Highest of high-rises

The Empire State Building towers above its Gatsby-esque hometown


Edward Huang

The Empire State Building stands above New York City. Harker journalism visited the attraction during the CSPA Spring Convention, traveling all the way up to the 102nd floor.

by Arjun Barrett, Angelina Hu, and Edward Huang

NEW YORK — A cold breeze washes over a line of people huddled around the balcony of the 86th story of the Empire State Building. Just beyond the metal bars lies a breathtaking nighttime view of New York City, dancing lights dotting the metropolitan landscape like stars in the midnight sky.

In front of a sparkling champagne mosaic of the building, a guide waves the crowd down a path of inlaid art and deco on the floor. Glowing in dusky shades of pink and blue, an ivory miniature of the building is a reminder of what is to come. Just through lengthy lines of security, rooms upon rooms of black and white photos of the building’s construction, recreations of the building, and posters of famous movies filmed in the building lead to the elevators. As the brass-embellished doors open on the 86th floor, vibrant city lights flash against the backdrop of the dark sky, like fireflies shouting their greetings.

“Going outside to the observation deck was a good departure from spending a ton of time inside the building waiting in lines and being crowded in elevators,” Assistant Sports Editor Kevin Zhang (11) said. “It was fun experiencing the environment with other people also enjoying the view. Walking around the building and looking at the city from different angles allows you to see some really unique sights.”

Another short journey on a custom-made glass elevator ends on the 102nd floor, the uppermost floor of the building. From within the 360-degree glass observation deck, the view extends for miles throughout the cityscape. After enjoying their fill of selfies and pensive gazes, visitors exit via a series of elevators before finally returning once more to the ground.

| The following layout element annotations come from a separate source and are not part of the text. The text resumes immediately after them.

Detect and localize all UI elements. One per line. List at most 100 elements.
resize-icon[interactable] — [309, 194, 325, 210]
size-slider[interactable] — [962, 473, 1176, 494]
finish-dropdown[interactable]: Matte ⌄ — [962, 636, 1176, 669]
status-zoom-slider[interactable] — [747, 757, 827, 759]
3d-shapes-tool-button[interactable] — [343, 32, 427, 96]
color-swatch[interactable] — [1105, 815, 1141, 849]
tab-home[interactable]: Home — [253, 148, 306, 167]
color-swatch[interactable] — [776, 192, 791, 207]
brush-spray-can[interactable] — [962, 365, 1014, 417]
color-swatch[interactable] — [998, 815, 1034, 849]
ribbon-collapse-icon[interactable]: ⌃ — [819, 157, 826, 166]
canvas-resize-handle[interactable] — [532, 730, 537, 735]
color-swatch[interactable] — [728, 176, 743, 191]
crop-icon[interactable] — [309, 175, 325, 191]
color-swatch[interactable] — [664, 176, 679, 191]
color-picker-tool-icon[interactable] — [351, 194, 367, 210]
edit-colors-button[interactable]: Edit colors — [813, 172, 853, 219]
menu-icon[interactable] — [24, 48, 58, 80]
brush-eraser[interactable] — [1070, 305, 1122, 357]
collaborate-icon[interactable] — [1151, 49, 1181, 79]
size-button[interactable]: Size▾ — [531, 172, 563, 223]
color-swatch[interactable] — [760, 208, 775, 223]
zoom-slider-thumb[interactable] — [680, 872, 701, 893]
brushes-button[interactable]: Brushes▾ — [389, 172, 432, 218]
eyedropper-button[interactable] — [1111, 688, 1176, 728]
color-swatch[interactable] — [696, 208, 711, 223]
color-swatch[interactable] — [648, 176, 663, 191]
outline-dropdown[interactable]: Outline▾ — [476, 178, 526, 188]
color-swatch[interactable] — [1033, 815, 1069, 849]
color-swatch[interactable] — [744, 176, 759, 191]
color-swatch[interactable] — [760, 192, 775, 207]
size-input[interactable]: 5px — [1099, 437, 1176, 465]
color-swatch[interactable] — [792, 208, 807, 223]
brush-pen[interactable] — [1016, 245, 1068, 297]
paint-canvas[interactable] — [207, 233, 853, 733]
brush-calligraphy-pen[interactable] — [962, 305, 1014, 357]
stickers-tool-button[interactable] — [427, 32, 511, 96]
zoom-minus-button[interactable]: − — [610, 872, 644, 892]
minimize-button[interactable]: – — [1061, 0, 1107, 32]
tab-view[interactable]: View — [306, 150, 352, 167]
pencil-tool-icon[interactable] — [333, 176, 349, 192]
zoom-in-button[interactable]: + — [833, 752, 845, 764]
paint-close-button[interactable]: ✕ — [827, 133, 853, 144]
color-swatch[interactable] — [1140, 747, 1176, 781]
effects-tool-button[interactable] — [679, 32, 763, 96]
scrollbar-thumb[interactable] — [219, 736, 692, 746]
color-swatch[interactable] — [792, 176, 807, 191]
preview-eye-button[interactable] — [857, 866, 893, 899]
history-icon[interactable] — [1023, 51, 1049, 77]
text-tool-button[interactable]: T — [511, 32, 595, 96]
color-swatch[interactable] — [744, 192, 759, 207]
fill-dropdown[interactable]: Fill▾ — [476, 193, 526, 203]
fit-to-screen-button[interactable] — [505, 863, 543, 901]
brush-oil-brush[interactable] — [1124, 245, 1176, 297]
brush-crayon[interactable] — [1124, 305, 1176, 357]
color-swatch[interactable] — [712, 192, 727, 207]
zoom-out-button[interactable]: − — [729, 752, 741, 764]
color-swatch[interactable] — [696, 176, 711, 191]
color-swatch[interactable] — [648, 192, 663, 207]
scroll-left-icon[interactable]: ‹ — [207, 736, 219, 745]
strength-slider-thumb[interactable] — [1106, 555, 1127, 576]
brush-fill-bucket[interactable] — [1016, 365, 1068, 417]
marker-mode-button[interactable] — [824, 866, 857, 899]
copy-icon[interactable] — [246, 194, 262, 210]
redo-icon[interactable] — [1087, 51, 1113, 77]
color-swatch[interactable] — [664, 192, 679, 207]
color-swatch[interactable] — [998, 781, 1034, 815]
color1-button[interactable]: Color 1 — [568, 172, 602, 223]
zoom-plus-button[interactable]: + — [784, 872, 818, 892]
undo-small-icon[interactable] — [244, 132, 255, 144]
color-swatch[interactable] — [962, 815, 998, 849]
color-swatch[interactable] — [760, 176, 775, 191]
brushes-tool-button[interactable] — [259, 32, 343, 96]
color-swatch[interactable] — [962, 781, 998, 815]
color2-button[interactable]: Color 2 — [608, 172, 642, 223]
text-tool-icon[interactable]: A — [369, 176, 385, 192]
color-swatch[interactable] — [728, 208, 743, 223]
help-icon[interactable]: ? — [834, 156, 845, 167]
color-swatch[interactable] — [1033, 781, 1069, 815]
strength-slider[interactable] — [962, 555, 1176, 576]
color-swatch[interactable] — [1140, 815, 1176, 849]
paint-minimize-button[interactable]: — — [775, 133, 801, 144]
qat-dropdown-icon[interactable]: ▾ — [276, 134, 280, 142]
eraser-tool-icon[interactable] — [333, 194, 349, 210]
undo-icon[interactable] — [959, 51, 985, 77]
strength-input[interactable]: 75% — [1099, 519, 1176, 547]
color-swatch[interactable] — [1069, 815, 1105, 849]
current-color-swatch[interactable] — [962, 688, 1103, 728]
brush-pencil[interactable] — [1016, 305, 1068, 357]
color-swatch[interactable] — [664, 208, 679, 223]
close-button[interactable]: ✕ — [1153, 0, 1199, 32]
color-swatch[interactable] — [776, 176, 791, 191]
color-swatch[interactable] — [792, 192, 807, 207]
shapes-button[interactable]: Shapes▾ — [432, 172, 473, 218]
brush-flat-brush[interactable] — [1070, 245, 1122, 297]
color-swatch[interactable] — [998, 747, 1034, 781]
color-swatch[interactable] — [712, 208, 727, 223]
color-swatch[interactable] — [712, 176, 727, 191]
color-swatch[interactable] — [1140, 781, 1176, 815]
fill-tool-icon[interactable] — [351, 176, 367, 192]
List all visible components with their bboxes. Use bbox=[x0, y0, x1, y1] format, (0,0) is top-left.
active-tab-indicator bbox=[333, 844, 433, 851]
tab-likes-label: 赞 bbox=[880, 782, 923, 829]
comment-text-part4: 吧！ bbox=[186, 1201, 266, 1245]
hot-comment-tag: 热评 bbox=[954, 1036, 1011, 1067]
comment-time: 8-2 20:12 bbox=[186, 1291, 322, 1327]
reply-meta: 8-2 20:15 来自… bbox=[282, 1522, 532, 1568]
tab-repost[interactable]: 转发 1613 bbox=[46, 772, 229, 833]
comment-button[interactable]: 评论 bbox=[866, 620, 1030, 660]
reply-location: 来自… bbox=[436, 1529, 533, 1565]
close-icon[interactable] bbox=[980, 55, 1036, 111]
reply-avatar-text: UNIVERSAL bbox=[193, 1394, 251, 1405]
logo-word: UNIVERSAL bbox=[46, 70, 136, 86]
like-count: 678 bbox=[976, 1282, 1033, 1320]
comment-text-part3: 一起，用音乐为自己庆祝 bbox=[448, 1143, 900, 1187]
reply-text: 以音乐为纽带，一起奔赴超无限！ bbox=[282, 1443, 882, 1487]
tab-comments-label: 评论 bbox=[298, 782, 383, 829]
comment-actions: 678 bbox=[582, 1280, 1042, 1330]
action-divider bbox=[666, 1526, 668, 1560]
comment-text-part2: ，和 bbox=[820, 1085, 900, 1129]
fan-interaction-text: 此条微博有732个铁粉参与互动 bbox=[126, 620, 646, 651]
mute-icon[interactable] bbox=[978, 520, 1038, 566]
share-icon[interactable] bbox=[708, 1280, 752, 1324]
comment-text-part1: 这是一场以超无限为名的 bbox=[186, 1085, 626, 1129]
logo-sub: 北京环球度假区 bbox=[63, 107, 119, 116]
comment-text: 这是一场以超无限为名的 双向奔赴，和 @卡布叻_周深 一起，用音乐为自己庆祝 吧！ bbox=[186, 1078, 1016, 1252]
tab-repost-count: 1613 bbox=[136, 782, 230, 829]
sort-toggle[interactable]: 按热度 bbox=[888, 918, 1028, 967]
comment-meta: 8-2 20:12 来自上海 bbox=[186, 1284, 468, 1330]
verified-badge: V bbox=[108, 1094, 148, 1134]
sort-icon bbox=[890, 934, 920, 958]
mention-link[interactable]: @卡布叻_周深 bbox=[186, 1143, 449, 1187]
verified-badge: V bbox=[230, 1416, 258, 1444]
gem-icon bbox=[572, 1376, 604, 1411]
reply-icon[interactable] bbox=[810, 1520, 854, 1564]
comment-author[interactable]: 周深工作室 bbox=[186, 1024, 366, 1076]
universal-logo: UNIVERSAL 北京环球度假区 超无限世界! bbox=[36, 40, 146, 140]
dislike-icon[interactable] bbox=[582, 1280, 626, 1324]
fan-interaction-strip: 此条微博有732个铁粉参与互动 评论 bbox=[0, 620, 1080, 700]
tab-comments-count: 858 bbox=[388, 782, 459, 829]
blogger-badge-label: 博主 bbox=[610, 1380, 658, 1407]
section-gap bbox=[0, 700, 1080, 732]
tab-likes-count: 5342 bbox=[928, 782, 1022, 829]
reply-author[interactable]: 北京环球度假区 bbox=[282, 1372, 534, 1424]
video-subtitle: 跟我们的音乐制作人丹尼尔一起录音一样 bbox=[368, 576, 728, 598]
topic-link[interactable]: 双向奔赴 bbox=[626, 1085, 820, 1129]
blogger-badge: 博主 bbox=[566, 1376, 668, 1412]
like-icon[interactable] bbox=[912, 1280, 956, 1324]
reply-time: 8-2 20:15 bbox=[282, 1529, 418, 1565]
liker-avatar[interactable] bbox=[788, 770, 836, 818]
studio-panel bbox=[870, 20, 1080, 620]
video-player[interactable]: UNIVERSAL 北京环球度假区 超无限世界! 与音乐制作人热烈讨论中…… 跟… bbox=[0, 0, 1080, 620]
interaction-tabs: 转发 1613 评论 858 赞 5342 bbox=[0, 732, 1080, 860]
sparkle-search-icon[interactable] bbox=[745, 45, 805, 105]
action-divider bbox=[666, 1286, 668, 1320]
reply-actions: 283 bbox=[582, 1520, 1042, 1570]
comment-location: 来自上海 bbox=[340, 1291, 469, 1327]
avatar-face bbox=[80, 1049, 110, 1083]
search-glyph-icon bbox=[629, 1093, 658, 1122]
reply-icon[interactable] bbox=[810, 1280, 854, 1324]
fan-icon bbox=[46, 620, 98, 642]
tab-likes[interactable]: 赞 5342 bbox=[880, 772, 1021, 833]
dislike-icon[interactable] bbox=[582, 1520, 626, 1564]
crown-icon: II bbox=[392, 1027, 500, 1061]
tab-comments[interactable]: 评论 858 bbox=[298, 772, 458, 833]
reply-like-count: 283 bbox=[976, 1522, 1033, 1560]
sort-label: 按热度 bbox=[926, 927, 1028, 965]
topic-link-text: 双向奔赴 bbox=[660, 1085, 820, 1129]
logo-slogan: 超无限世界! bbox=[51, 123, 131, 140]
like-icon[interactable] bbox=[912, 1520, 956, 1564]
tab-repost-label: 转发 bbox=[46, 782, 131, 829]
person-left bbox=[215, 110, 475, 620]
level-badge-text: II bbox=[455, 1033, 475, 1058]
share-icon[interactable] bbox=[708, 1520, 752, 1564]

The dawn of the 1930s marked the beginning of the Empire State Building’s construction, with over 3,000 workers laboring to turn the skyscraper into the world’s tallest building. In the midst of the Great Depression, the Empire State Building not only provided jobs for the unemployed but also gave Americans hope for a brighter and more prosperous future, according to tour guide Gordon Blair.

“The purpose of the Empire State Building is to represent prestige, power and American ingenuity,” Blair said. “While the Statue of Liberty was viewed as a symbol of freedom, the Empire State Building was power. When we constructed the building during the Great Depression, we wanted to show the world what we were still capable of.”

The Empire State Building first opened to the public in 1931, just over a year after its construction began. As one of the largest office spaces in the world in bustling New York City, the tower served the dual purpose of commerce and tourism for the American public. The Empire State Building offered tourists a new, expansive view of the city, and the single antenna crowning the skyscraper provided the first ever radio and television services.

“The top of the Empire State Building was actually originally built to dock blimps,” Blair said. “When the Hindenburg disaster happened, we decided to switch gears and put an antenna at the top of the building, which was the first antenna to broadcast radio and television.”

Almost a century later, the Empire State Building still remains a cultural icon, a single, distinct beacon amidst the sea of dwarfed structures. With now over 4 million visitors every year, one of the tallest skyscrapers in the country has cemented itself in American history, one floor at a time.